The defense's version

The defense attorney, Mr. Baez, told the jury in his opening remarks on Tuesday that Anthony’s repeated lies are a symptom of years of sexual abuse by her father and brother. It is her way of coping, he said, to find an alternate reality and essentially hide in plain sight.

According to Baez, Anthony did not kill her daughter, who died in a swimming pool accident. The body was discovered, Baez says, by Anthony and her father, George.

The accident was supposedly covered up to prevent investigators from discovering the long history of incest in the Anthony family, he suggested.

Prosecutors sought to counter the effects of this explosive defense gambit by immediately calling George Anthony to the stand Tuesday as the trial’s first witness.

He said he did not know how his granddaughter died and he repeatedly denied sexually abusing his daughter.

During Lazzaro’s cross examination, Baez sought to return to the theme of sexual abuse. He asked Lazzaro if there came a time when Anthony shared a secret with him about her father abusing her.

“Yes,” he said.

Prosecutors objected to the question and answer because the answer was hearsay. Lazzaro wouldn’t necessarily know the truth of the statement, just what Anthony told him.
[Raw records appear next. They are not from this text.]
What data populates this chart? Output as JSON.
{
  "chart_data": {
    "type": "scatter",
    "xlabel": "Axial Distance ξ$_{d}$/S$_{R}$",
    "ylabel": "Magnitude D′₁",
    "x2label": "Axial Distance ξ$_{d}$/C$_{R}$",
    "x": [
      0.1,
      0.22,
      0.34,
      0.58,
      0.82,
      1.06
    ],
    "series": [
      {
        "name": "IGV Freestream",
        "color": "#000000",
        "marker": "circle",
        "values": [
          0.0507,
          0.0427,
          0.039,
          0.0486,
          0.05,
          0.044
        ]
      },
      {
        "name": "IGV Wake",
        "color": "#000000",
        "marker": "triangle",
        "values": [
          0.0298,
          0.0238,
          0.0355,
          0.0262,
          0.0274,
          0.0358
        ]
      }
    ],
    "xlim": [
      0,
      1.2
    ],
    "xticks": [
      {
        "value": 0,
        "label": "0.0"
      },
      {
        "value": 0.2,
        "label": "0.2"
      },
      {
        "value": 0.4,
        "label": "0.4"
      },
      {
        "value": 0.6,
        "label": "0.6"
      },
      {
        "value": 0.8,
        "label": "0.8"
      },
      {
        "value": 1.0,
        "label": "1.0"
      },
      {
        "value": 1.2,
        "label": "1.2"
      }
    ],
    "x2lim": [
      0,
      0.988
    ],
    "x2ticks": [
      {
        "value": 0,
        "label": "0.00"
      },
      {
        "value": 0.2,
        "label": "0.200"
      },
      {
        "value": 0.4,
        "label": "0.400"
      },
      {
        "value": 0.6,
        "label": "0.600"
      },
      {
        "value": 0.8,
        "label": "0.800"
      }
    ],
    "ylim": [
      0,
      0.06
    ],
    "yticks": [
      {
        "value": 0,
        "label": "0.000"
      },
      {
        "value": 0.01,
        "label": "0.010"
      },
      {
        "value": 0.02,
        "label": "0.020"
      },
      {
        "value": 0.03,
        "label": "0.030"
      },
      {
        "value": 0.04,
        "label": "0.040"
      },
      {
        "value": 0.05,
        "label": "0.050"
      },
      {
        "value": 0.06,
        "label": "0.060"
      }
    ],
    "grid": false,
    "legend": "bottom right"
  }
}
The judge sustained the objection.

Anthony is accused of first-degree murder in the disappearance and death of Caylee, who was last seen alive on June 15, 2008. Her remains were discovered six months later in December in a wooded area not far from the family’s home.

Law enforcement was not told that Caylee was missing until mid-July after Anthony’s parents called 911. At one point, Anthony said her daughter was kidnapped by her nanny, but the story was later dismissed.

The case touched off a nationwide search, with tips flooding in from across the country until the body was discovered.